One client, who died this month, depended upon Ms. Lewis for nearly everything in his final days. "I try not to get too attached," she says, yet her eyes fill with tears.
"You try to detach," she continues. "But you have to be a caring person. A caring, caring person. It's not just providing a house."
The blend of humanity and frugality in Project Home caught the attention of Ford Foundation judges, says Harriet Ruth Woods, president of the National Women's Political Caucus, who served om the judging panel.
"[The program] benefits the person with AIDS who is isolated and needs support. . . .and it saves the state money," Ms. Woods says. "Most of all, when you add it up, it's a better quality of life for AIDS patients."
The Maryland effort may be the only state-funded program in the nation to offer noninstitutional housing to people with AIDS, says Vonita Jones, program manager for C.A.R.E./Project Home. (C.A.R.E. stands for certified adult residential environment.)
Begun 18 years ago to help the mentally handicapped, Project Home was expanded in 1986 to include people with AIDS, Ms. Jones says. It is run by the state Department of Human Resources and serves about 630 mentally handicapped people and 475 AIDS patients. Sixty-five of the AIDS patients have been placed in private residences; the others live in their own homes.
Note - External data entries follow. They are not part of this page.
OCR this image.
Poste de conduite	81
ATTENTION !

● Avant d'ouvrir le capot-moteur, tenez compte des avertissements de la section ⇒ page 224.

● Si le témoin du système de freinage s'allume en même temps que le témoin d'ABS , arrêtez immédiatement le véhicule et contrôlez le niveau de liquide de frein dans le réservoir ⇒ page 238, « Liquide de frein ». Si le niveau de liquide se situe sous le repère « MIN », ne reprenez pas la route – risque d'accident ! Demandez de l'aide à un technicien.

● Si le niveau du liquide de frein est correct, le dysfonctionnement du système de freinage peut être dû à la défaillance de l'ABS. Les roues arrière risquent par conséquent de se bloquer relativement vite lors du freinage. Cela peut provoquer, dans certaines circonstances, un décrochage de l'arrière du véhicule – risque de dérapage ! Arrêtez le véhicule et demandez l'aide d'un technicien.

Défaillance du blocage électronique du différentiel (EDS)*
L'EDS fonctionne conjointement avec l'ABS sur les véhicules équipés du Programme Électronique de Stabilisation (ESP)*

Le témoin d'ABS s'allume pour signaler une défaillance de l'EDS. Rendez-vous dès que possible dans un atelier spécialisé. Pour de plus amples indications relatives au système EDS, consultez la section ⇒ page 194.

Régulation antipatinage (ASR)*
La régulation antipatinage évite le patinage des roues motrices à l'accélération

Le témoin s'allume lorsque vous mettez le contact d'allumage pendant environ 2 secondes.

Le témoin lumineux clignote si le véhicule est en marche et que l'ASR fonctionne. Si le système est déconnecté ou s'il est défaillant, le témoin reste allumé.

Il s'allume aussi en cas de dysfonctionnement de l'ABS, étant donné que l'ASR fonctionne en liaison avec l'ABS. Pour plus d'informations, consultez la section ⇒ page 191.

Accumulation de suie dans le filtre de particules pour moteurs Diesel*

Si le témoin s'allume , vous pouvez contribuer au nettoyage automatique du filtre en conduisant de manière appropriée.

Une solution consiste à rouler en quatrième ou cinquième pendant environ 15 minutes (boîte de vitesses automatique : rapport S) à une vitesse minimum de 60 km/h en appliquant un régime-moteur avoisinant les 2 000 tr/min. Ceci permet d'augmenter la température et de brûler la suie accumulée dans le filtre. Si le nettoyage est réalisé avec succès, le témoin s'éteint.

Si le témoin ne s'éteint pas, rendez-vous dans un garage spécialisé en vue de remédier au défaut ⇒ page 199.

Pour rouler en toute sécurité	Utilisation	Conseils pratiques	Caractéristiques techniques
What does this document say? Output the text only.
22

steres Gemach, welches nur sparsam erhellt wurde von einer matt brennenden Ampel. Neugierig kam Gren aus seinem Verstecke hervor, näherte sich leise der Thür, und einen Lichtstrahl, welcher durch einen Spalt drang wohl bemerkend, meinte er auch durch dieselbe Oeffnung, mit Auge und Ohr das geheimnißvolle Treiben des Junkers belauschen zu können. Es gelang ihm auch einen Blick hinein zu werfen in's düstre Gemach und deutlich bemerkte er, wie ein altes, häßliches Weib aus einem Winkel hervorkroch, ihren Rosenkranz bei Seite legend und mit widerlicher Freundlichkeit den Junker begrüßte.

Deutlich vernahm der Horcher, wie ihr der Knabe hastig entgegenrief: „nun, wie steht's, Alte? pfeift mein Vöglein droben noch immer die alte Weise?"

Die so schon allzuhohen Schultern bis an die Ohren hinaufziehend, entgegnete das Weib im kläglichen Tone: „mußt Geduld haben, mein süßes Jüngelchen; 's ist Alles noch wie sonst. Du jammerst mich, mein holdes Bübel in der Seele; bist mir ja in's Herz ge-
Stay-at-home participants receive whatever assistance they require, from help with housekeeping to medical attention.
Foster care model
The other part of the program is based on the foster care model: "Care providers" take people with AIDS into their homes and receive $1,034 per client per month. Of that amount, $692 is paid by the state; the rest by the client.
Since clients must have at least two disabling symptoms of AIDS such as debilitating fatigue, many receive either Social Security or disability payments. Most are in the end stages of the disease and don't have much longer to live.
Nursing home care for these clients would cost the state about $1,200 a month per person, Ms. Jones says.
Because of the cost of food, clothing, transportation and other needs of clients such as special diets and disposable diapers, Project Home providers can't make a living from what the program pays them, Ms. Jones says. To prevent anyone from trying, the state requires that each provider have other income. They "are expected to meet their own income needs without counting on the Project Home money," she says.
While no exact figures on housing are available, the shortage of places for people with AIDS is widely recognized.
Last year, the National Commission on AIDS estimated that up to half of all the Americans who have the fatal illness are homeless. In the Baltimore metropolitan area, there are 2,335 people with AIDS. Statewide, the total is 3,692.
A nonprofit organization called the Housing Unlimited Group (HUG) is developing a 10-year plan for the metropolitan area to provide housing for AIDS patients and people with the human immunodeficiency virus, which causes AIDS. The federally funded plan is scheduled to be finished in November, says Doug Garriott, president of the board at HUG.
Increasingly, people with AIDS have a spectrum of problems that go beyond finding a place to sleep, says Ms. Jones. Those troubles can include drug abuse, time spent in prison, alienation from family or society, joblessness and homelessness.
To smooth any rough edges in the program -- and to make sure that providers keep their end of the bargain -- each client in Project Home has a case manager.
The managers "connect the clients to other support services: substance abuse treatment, support groups, other kinds of mental health counseling," says Maggie Scott, a supervisor for Project Home.
Sometimes the case manager helps forge new bonds with estranged families. More frequently, workers "take the place of family," Ms. Scott says. "One client died in the arms of his case manager. That is the family role, but the family didn't want to take that role, so the case manager was the only one he had left."